I believe there was never more loyalty to a King of England from his subjects, but not to have one bill pass, nor a kind answer to our addresses! ... Both Tangier and Flanders are in danger of being lost, but I had rather see the Moors in Tangier and the French in Flanders than the Pope in England, and I would give no money till the bill of exclusion be passed as the only security we have.

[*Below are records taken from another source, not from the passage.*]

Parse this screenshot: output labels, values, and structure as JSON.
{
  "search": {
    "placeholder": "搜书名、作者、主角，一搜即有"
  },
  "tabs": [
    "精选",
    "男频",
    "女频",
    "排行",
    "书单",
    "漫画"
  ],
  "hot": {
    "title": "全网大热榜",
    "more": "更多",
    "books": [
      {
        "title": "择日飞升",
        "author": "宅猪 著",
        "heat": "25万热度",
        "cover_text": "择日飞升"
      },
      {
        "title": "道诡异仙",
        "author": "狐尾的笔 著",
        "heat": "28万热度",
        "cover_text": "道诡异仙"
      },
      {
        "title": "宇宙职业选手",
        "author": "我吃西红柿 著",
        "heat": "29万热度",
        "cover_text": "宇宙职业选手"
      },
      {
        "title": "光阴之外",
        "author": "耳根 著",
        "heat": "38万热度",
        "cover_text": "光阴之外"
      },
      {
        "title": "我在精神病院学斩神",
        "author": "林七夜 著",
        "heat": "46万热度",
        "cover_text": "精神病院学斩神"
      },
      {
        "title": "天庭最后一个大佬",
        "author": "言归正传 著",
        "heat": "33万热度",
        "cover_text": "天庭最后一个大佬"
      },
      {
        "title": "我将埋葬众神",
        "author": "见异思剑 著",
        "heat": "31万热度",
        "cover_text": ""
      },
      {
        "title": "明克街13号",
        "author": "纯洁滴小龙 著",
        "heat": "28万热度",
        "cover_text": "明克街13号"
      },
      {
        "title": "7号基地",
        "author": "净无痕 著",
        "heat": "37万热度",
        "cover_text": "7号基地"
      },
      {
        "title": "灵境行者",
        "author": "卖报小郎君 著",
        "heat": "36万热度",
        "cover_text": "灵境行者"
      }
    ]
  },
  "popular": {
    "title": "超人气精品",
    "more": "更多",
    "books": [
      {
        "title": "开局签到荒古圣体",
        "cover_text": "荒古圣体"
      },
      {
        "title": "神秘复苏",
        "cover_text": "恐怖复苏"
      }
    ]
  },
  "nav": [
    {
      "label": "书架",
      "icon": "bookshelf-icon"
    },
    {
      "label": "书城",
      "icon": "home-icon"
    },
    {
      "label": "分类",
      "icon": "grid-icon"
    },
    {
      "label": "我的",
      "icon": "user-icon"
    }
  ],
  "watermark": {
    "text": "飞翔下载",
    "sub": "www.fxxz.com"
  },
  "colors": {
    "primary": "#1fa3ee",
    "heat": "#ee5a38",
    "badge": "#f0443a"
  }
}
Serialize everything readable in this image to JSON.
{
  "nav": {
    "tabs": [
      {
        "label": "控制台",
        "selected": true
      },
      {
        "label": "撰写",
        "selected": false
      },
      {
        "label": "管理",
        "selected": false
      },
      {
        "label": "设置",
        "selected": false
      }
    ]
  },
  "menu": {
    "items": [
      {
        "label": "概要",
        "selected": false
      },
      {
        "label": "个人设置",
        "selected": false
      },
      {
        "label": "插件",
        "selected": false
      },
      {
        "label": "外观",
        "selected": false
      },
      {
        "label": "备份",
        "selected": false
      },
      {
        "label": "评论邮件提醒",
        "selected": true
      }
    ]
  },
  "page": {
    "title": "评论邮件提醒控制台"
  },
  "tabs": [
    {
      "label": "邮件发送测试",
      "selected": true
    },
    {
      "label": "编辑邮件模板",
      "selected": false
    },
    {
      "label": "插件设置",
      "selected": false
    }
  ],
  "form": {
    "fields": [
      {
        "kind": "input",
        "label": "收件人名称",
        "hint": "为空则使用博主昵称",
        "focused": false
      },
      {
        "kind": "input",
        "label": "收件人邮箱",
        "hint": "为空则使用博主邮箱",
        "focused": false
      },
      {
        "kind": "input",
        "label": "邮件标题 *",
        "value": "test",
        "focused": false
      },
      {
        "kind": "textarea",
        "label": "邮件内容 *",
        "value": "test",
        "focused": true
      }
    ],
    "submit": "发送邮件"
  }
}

His disappointment was expressed after his unopposed re-election in his only known contribution to the Oxford Parliament, apart from membership of the committee of elections and privileges:

I am sorry to hear of the King’s giving us expedients to preserve our Protestant religion; I am sorry to hear that language. This is not to be used as an English Parliament, but a French, to be told in the King’s speech what we are to do, and what not.7

It is to Montagu’s credit that, despite his recent differences with Shaftesbury, he remained loyal to the opposition leader till he left England, visiting him in the Tower and offering to stand bail for him. He tried to improve his interest at Northampton by laying out £500 to have his father elected recorder in November 1681, but the appointment was vetoed by the King. Although he had no connexion with the Rye House Plot, he was one of the Northamptonshire Whigs presented as disaffected by the grand jury in July 1683, and he obtained a pass to France in the following month. Even before his father’s death, he was alleged to enjoy an income of £8,500 p.a. ‘besides his place’. On the accession of James II, he applied to kiss the new King’s hand, but was refused permission, and deprived of the mastership of the great wardrobe. Nevertheless, if Montagu failed to become a Whig collaborator in the new reign it was not for want of trying, but rather because his price was too high; he was still aiming at a secretaryship of state. He took credit to himself for persuading Schomberg to accompany William of Orange to England in 1688. In the House of Lords in 1689 he spoke against a regency, and—again by his own account—won over three peers to vote for the transfer of the crown. He was restored to his offices and made an Earl, but never again employed in a position of trust. He occupied his time with building and litigation, both enormously expensive and spectacular. Under Queen Anne, he secured promotion to the highest rank in the peerage by a family alliance with the Duke of Marlborough (John Churchill II). He died of pleurisy on 9 Mar. 1709, and was buried at Warkton. Montagu has been described as the most unscrupulous politician of the day; he was also, in respect of personal objectives, one of the most successful, though it is notable that the three kings under whom he served were in accord in denying him the high office for which he was in many respects well qualified. His only surviving son, the last of the family, never sat in the Commons.8

Ref Volumes: 1660-1690

Author: E. R. Edwards

Notes

  • 1. HMC Montagu, 161-4; CSP Dom. 1655, p. 581.
  • 2. CSP Dom. 1661-2, p. 40; HMC 8th Rep. pt. 1 (1881), 279; Sel. Charters (Selden Soc. xxviii), 226.
  • 3. CSP Dom. 1678, pp. 287, 359; 1700-2, p. 248.
  • 4. Burnet, i. 391; Williamson Letters (Cam. Soc. n.s. viii), 179; CSP Dom. 1673-5, p. 43; HMC 9th Rep. pt. 2, pp. 452, 455; HMC Finch, ii. 38; HMC Bath, ii. 166-7; Dalrymple, Mems. i. 249-52; HMC Egmont, ii. 76-77; Browning, Danby, ii. 376.
  • 5. Grey, vi. 354, 363; R. North Examen, 533.
  • 6. CSP Dom. 1679-80, pp. 46, 53, 65; Hatton Corresp. (Cam. Soc. n.s. xxii), 170; Dalrymple Mems. i. 340-1, 356; HMC 13th Rep. VI, 14; Burnet, ii. 267; Sidney Diary, i. 76-77; ii. 108; J. R. Jones, First Whigs, 149; Grey, vii. 439; viii. 21, 75; CJ, ix. 655.
  • 7. BL M636/33, John to Sir Ralph Verney, 11 Aug. 1679; Jones 152-3; HMS Ormonde, n.s. v. 541-2, 562; Burnet Supp. ed. Foxcroft, 137; Grey, viii. 21, 262, 310; HMC 12th Rep. IX, 113.
  • 8. K. W. H. Haley, Shaftesbury, 656, 658; CSP Dom. 1680-1, p. 633; 1682, p. 207; July-Sept 1683, p. 253; Somers Tracts, viii. 409; SP29/421/216; Clarendon Corresp., i. 114, 522; ii. 257; Luttrell, i. 341; vi. 416; Foxcroft, Halifax, ii. 106; PRO31/3, bdle. 168, f. 159v; HMC Downshire, ii. 72; Dalrymple, Mems. ii. bk. vi. 257.